Now three years into my running my own business now I’ve learned a thing or two. For starters: I’m a harder boss on myself than any other person I have ever worked for. I can just be straight mean to my employee (me). Instead of letting her go out with friends I boss her around, and make her work through the night just to hit a self-imposed deadline. Anyone with me?
I’ve also learned that when it’s your own the amount of ownership you feel over every aspect of your business is infinitely more than when you are working for someone else. I’m always thinking of things to do, portfolios to update, hard drives to triple back up, meetings to set up, articles to write, people to reach out to.
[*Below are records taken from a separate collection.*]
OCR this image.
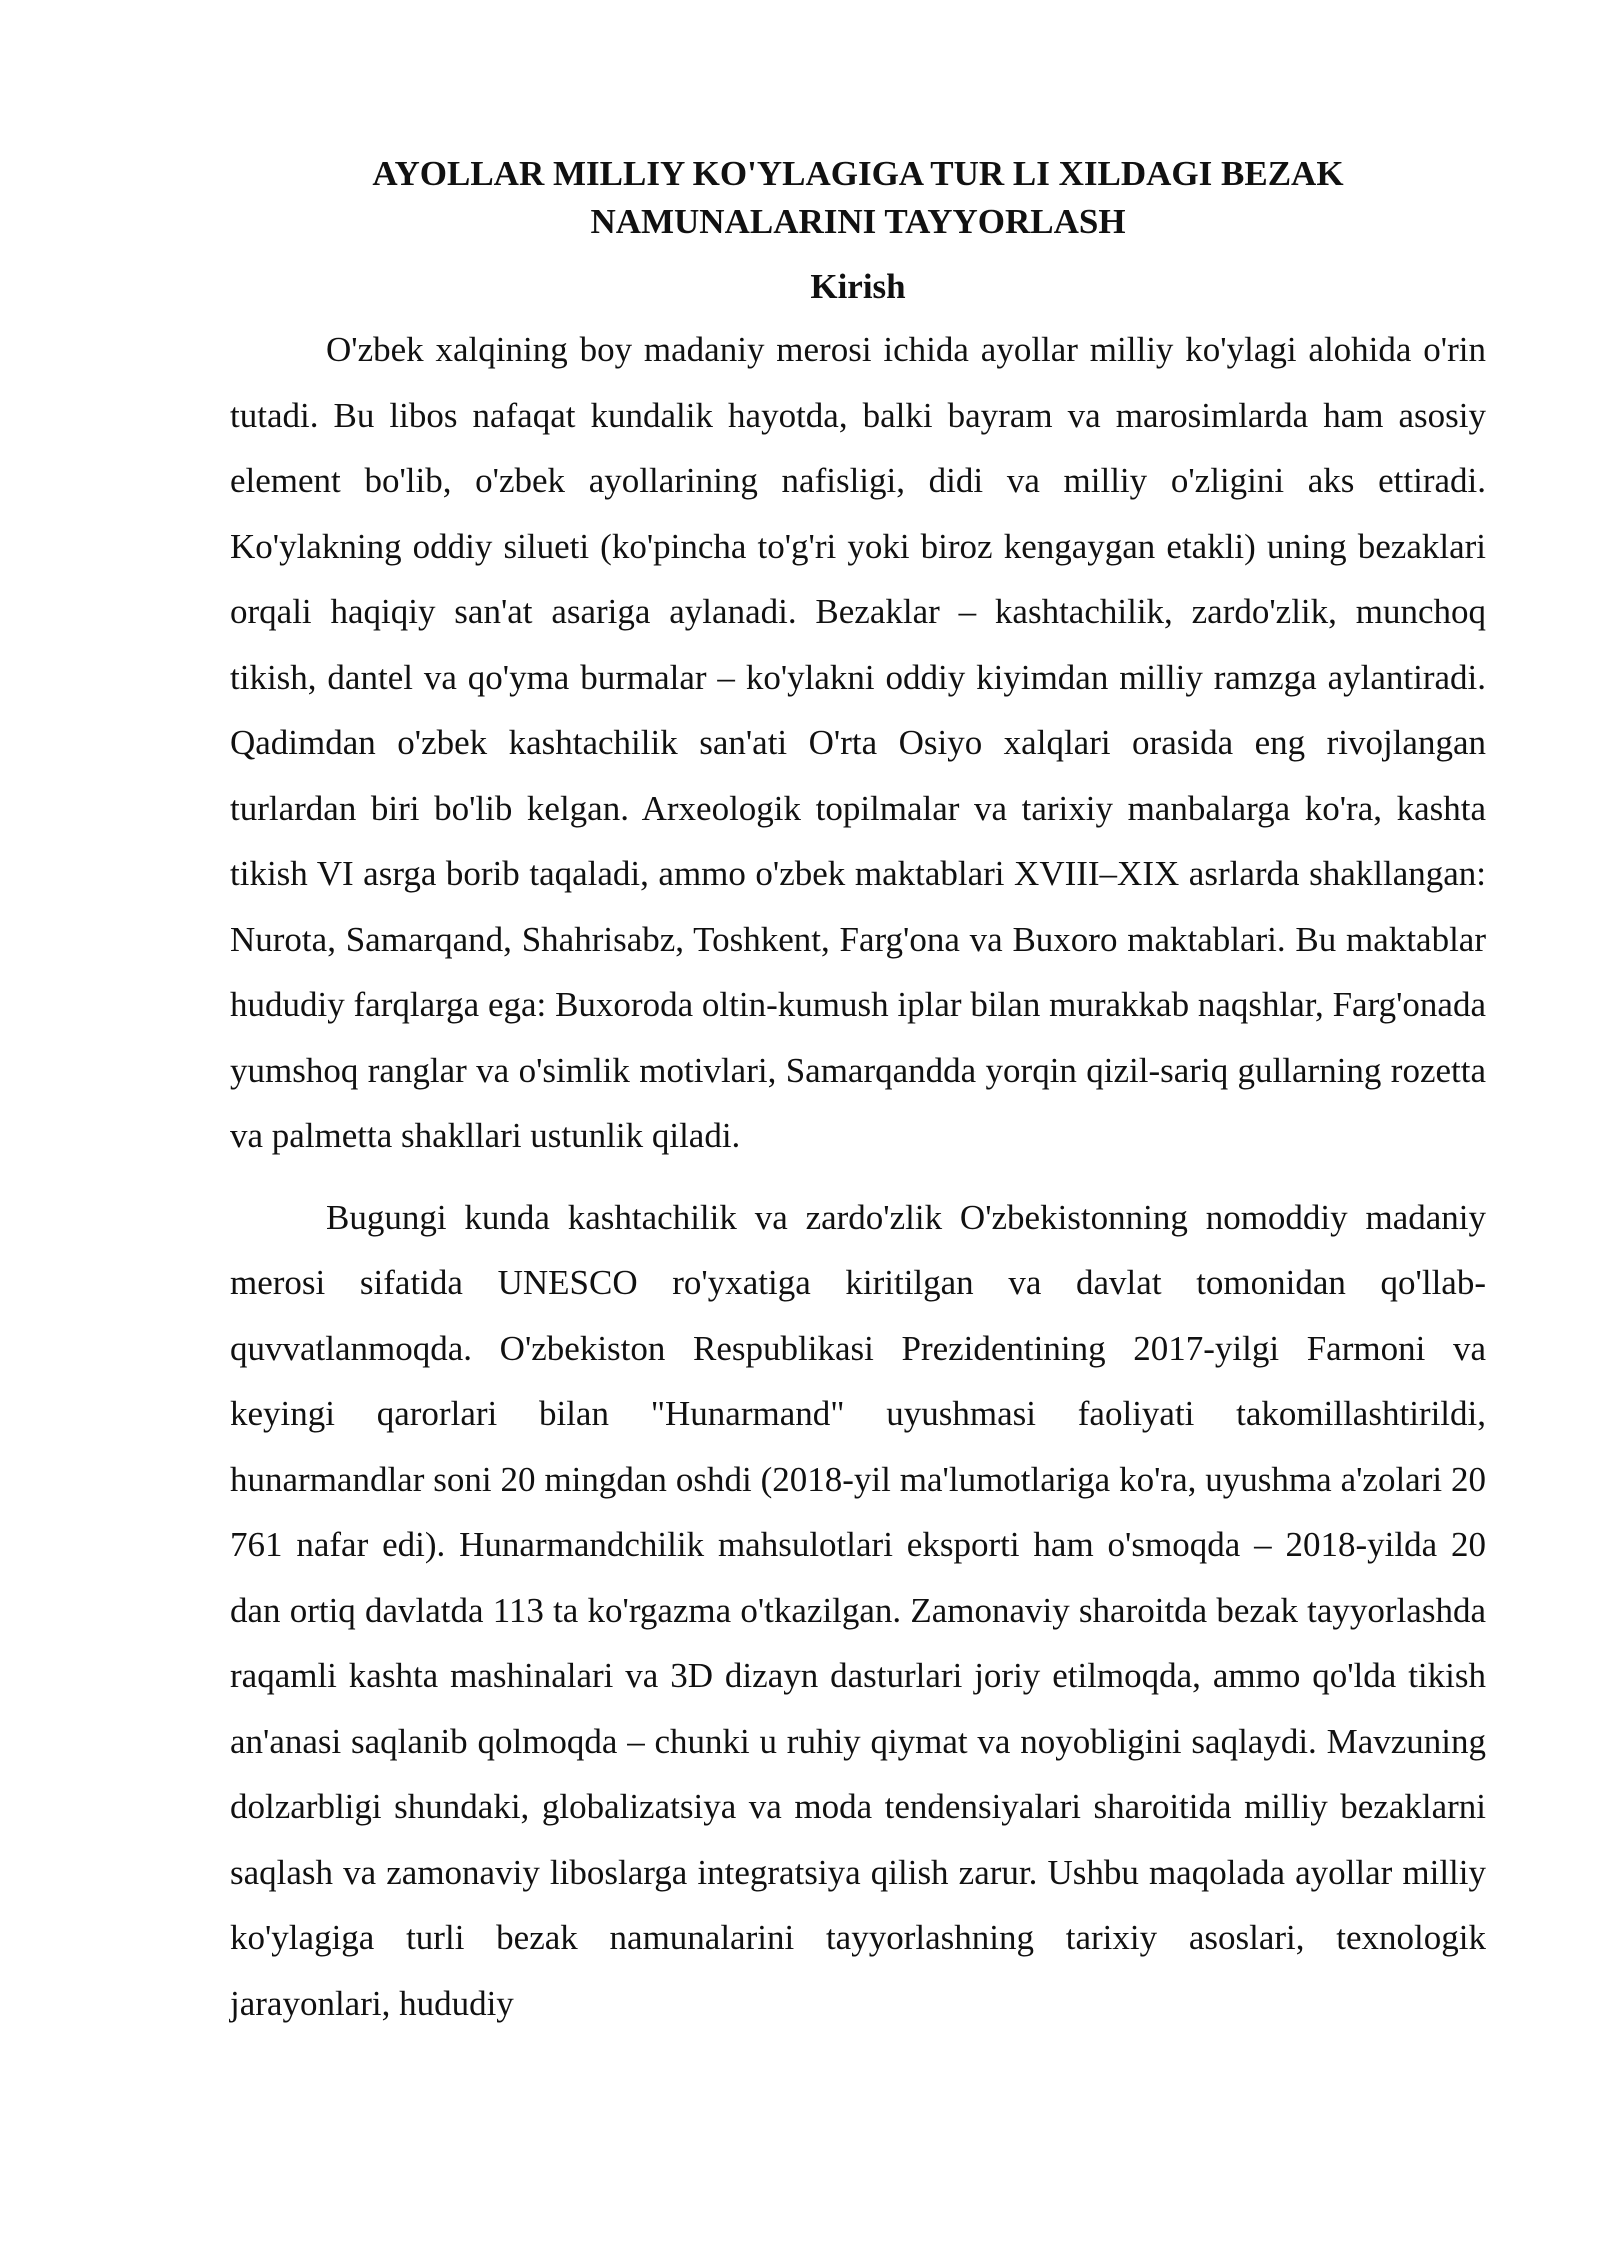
AYOLLAR MILLIY KO'YLAGIGA TUR LI XILDAGI BEZAK
NAMUNALARINI TAYYORLASH

Kirish

O'zbek xalqining boy madaniy merosi ichida ayollar milliy ko'ylagi alohida o'rin tutadi. Bu libos nafaqat kundalik hayotda, balki bayram va marosimlarda ham asosiy element bo'lib, o'zbek ayollarining nafisligi, didi va milliy o'zligini aks ettiradi. Ko'ylakning oddiy silueti (ko'pincha to'g'ri yoki biroz kengaygan etakli) uning bezaklari orqali haqiqiy san'at asariga aylanadi. Bezaklar – kashtachilik, zardo'zlik, munchoq tikish, dantel va qo'yma burmalar – ko'ylakni oddiy kiyimdan milliy ramzga aylantiradi. Qadimdan o'zbek kashtachilik san'ati O'rta Osiyo xalqlari orasida eng rivojlangan turlardan biri bo'lib kelgan. Arxeologik topilmalar va tarixiy manbalarga ko'ra, kashta tikish VI asrga borib taqaladi, ammo o'zbek maktablari XVIII–XIX asrlarda shakllangan: Nurota, Samarqand, Shahrisabz, Toshkent, Farg'ona va Buxoro maktablari. Bu maktablar hududiy farqlarga ega: Buxoroda oltin-kumush iplar bilan murakkab naqshlar, Farg'onada yumshoq ranglar va o'simlik motivlari, Samarqandda yorqin qizil-sariq gullarning rozetta va palmetta shakllari ustunlik qiladi.

Bugungi kunda kashtachilik va zardo'zlik O'zbekistonning nomoddiy madaniy merosi sifatida UNESCO ro'yxatiga kiritilgan va davlat tomonidan qo'llab-quvvatlanmoqda. O'zbekiston Respublikasi Prezidentining 2017-yilgi Farmoni va keyingi qarorlari bilan "Hunarmand" uyushmasi faoliyati takomillashtirildi, hunarmandlar soni 20 mingdan oshdi (2018-yil ma'lumotlariga ko'ra, uyushma a'zolari 20 761 nafar edi). Hunarmandchilik mahsulotlari eksporti ham o'smoqda – 2018-yilda 20 dan ortiq davlatda 113 ta ko'rgazma o'tkazilgan. Zamonaviy sharoitda bezak tayyorlashda raqamli kashta mashinalari va 3D dizayn dasturlari joriy etilmoqda, ammo qo'lda tikish an'anasi saqlanib qolmoqda – chunki u ruhiy qiymat va noyobligini saqlaydi. Mavzuning dolzarbligi shundaki, globalizatsiya va moda tendensiyalari sharoitida milliy bezaklarni saqlash va zamonaviy liboslarga integratsiya qilish zarur. Ushbu maqolada ayollar milliy ko'ylagiga turli bezak namunalarini tayyorlashning tarixiy asoslari, texnologik jarayonlari, hududiy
It’s been three years, and I still am looking for that ‘off’ switch that seemed so readily available to me when I worked for someone else.
Giving myself permission as a business owner to enjoy the perks of running my own business is a hard thing to do. It’s an actual muscle that needs to be strengthened, and is actually a good thing to have in your ‘arsenal’. I try to remind myself of what I wanted when I started my own business. What type of lifestyle I was looking for. And enjoying beautiful middays in the park, and taking trips and working really hard in between was what I wanted.
This week giving myself permission looked like taking a few hours off to ride bikes with my best friend in Brooklyn. After I got over the initial ‘guilt’ of not working I enjoyed myself so much, and was able to get back to the office and work really hard later that day.
If you’re a business owner or freelancer like me, how can you give yourself permission to enjoy your lifestyle more? Maybe it’s just taking a 15 minute break, and walking to get an iced tea or maybe it’s finding an airbnb in Paris for an off-month to work and live remotely. Or maybe you struggle with balance or giving yourself permission.
Whatever it is, I’d love to hear it.